No antebraço esquerdo, três riscos vermelhos. Finos. Fundos. Ardendo feito pimenta. Não estavam ali ontem.

Levanto cambaleando até o banheiro. Abaixo a cueca e encaro o espelho. Ele tá diferente. Não é absurdo. Mas tá mais grosso. maior. As veias mais marcadas. Como se tivesse inchado de um dia pro outro.

"Impressão minha", eu falo pro espelho.

O café da manhã é um velório.

Meu pai fala da oficina. Sofia serve café com aquele sorriso de comercial. Dona Iracema que ainda estava em casa toma chá , e os olhos dela não desgrudam de mim. fixando o olhar nos meus olhos.

Amanda tá na minha frente. Quando nossos olhos batem, o ar gela. Não é desprezo. É ódio. Puro. E por baixo do ódio, uma satisfação doentia. Como quem assistiu tudo da primeira fila.

Ela desce o olhar pro meu colo por um segundo. Só um. Depois volta a comer. O canto da boca dela torce. Quase um sorriso.

Meu estômago embrulha.

Lavo meu prato pra sair dali. Amanda cruza comigo no corredor. Roça o ombro no meu de propósito. Para. Olha pro meu braço marcado.

— Sonhou comigo, Samu? — a voz é um fio de navalha.

Ela não espera resposta. Sobe as escadas rebolando, lenta, sabendo que tô olhando pra bunda dela.

Passo o dia tentando me convencer que foi só um pesadelo besta. Que estresse faz isso. Que corpo muda com a idade.

No banho, de novo, a prova tá ali. meu pau mais grosso. Mais sensível. As três marcas agora estão vermelhas vivas, inflamadas, pulsando pra caralho.

De tarde vou praça. Procurar Fernanda. Procurar sanidade. Ela não aparece.

Volto pra casa com a noite caindo. Vazia. Meu pai na oficina até tarde. Sofia na lojinha. Só Iracema no quintal dos fundos, queimando ervas num alguidar. O cheiro sobe doce, enjoativo, e gruda na garganta.

Subo. Tranco a porta. O quarto fede a flor e fumaça que vinha de fora.

Tiro a camisa. As marcas no braço latejam de dor ainda.

Deito só de cueca "só um minuto" e o cansaço me puxa pra baixo como mão no tornozelo.

Tô de volta. Quintal. Noite.

Amanda de quatro na minha frente. Nua. A bunda empinada, a buceta brilhando.

E o meu pau. Tá maior. Muito maior. Grosso, pesado, as veias saltando. 23 centímetros fáceis.

Amanda olha pra trás. Os olhos verdes são duas brasas de raiva e tesão.

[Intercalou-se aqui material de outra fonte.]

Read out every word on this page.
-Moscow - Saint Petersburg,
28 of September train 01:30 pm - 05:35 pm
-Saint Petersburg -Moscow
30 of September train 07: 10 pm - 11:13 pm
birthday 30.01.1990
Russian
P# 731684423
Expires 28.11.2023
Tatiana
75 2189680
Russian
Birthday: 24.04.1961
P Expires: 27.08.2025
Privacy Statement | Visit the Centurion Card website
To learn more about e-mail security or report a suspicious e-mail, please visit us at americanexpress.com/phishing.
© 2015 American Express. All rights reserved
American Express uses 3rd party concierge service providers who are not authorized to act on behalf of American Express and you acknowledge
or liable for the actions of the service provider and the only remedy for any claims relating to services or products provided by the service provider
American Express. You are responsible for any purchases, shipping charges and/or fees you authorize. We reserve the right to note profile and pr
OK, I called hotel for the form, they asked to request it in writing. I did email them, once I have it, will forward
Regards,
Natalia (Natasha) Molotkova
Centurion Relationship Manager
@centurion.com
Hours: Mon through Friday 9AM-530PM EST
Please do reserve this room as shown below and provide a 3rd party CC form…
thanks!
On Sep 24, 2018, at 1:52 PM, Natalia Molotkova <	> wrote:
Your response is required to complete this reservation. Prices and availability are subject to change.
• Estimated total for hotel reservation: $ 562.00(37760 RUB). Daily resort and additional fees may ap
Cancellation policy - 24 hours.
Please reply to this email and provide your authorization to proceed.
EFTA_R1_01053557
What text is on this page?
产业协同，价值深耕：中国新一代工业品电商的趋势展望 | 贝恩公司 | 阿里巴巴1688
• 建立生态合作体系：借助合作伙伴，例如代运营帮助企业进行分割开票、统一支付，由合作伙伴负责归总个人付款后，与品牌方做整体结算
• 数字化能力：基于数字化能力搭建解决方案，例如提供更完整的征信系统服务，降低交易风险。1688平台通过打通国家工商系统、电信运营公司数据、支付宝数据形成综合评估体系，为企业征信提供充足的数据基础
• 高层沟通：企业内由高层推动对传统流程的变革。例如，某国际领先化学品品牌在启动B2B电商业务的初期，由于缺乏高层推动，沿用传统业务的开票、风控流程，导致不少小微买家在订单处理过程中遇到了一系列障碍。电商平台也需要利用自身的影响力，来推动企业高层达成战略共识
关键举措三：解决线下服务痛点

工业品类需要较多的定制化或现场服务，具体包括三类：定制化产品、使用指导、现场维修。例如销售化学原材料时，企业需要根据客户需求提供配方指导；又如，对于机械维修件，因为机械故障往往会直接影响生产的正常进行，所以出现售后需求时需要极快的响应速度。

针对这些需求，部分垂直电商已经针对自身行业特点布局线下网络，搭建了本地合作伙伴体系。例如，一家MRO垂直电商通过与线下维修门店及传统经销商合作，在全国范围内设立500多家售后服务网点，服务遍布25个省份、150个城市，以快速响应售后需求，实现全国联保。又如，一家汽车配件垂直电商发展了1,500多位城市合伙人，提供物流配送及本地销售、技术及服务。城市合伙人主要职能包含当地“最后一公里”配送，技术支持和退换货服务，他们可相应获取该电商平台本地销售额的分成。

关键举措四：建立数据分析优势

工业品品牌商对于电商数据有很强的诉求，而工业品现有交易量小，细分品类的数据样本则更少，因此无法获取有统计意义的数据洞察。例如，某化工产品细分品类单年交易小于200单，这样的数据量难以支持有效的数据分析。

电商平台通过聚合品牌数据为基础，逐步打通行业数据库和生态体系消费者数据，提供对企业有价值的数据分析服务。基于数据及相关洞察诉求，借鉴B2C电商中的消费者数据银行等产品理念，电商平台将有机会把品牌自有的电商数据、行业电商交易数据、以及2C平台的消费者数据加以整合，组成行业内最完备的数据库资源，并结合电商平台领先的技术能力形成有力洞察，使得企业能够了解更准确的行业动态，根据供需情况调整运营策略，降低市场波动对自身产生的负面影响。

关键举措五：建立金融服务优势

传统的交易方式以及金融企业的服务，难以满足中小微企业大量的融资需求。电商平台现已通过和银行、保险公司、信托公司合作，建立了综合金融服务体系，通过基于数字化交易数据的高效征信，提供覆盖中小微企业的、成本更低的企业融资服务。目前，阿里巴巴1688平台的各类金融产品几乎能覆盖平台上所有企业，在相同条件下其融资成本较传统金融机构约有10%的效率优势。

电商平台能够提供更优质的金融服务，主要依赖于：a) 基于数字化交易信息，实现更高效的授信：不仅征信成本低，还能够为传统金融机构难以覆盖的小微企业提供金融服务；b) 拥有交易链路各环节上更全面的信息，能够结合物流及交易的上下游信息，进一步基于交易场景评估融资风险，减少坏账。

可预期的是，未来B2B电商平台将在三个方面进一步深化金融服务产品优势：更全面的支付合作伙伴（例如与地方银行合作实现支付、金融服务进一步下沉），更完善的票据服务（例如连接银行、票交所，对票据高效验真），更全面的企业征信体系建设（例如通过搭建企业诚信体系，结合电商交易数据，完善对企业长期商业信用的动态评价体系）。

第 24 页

— Me fode com esse pau que cê pediu — rosna ela.

Agarro a cintura dela e empurro tudo. Ela grita. Alto. O corpo dela se arqueia inteiro pra me receber, mas a boca cospe:

— Desgraçado… carai de vagar porra.

Meto com brutalidade. Sem dó. Porque é sonho. Porque ela mandou. Porque alguma coisa dentro de mim quer. As bolas batem na buceta dela a cada estocada funda. O barulho é obsceno.

— Mais! — ela exige, unhas rasgando o lençol imaginário do chão de terra. — Me arromba que a casa é sua agora!

Viro ela. Abro as pernas dela. Quero ver. E vejo meu pau grosso abrindo ela toda vez que entra. Ela goza gritando palavrões, me arranhando, me chamando de tudo quanto é nome.

Não paro. Estava fora de mim.

— Goza dentro — ela pede, delirando de prazer. — Enche minha buceta de porra. Marca seu território, já que cê aceitou.

Gozo. Até a alma. Quente, fundo, até transbordar pelas coxas dela. Ela goza junto, tremendo, chorando, me odiando.

Fico dentro dela, ofegante por um tempo.

Ela vira o rosto. Sorri. É o mesmo sorriso cruel do café da manhã.

— Gostou do seu pedido? — sussurra.

E eu, idiota, zonzo, respondo:

— Sim… gostei pra caralho.

O sorriso dela alarga.

Escuro volta as minhas vistas.

Acordo engasgado. 19:40 no relógio. Noite.

Suado. De pau semi-duro, melado de novo. As marcas no braço parecem fogo.

Desçopra jantar a Janta posta. Meu pai e Sofia falam do dia. Amanda já sentada, com uma cara que mataria um.

Não me olha. Não fala. O maxilar dela tá travado de tanta raiva.

No meio da janta, o celular de Sofia vibra. Ela atende e vai pra varanda. Mesmo longe, as palavras chegam em estilhaços:

— …sim, ele já sentiu…

— O pedido foi feito… ele disse que gostou…

— A Matinta ouviu direitinho…

— Fica tranquila, Mãe… a casa tá se ajustando… ele já tá mudando…e a senhora chegou bem?...

Ela volta. Sentada. Come. Como se tivesse falado do tempo.

Um frio desce pela minha espinha e fica morando lá.

Olho pra Amanda. Ela tá me fuzilando com os olhos.

Não é só raiva. É traição.

É o olhar de quem foi forçada a fazer uma coisa e agora me culpa por eu ter gostado.

O que tá acontecendo nessa casa?

E por que eu sinto que, a cada sonho, eu tô ficando menos eu?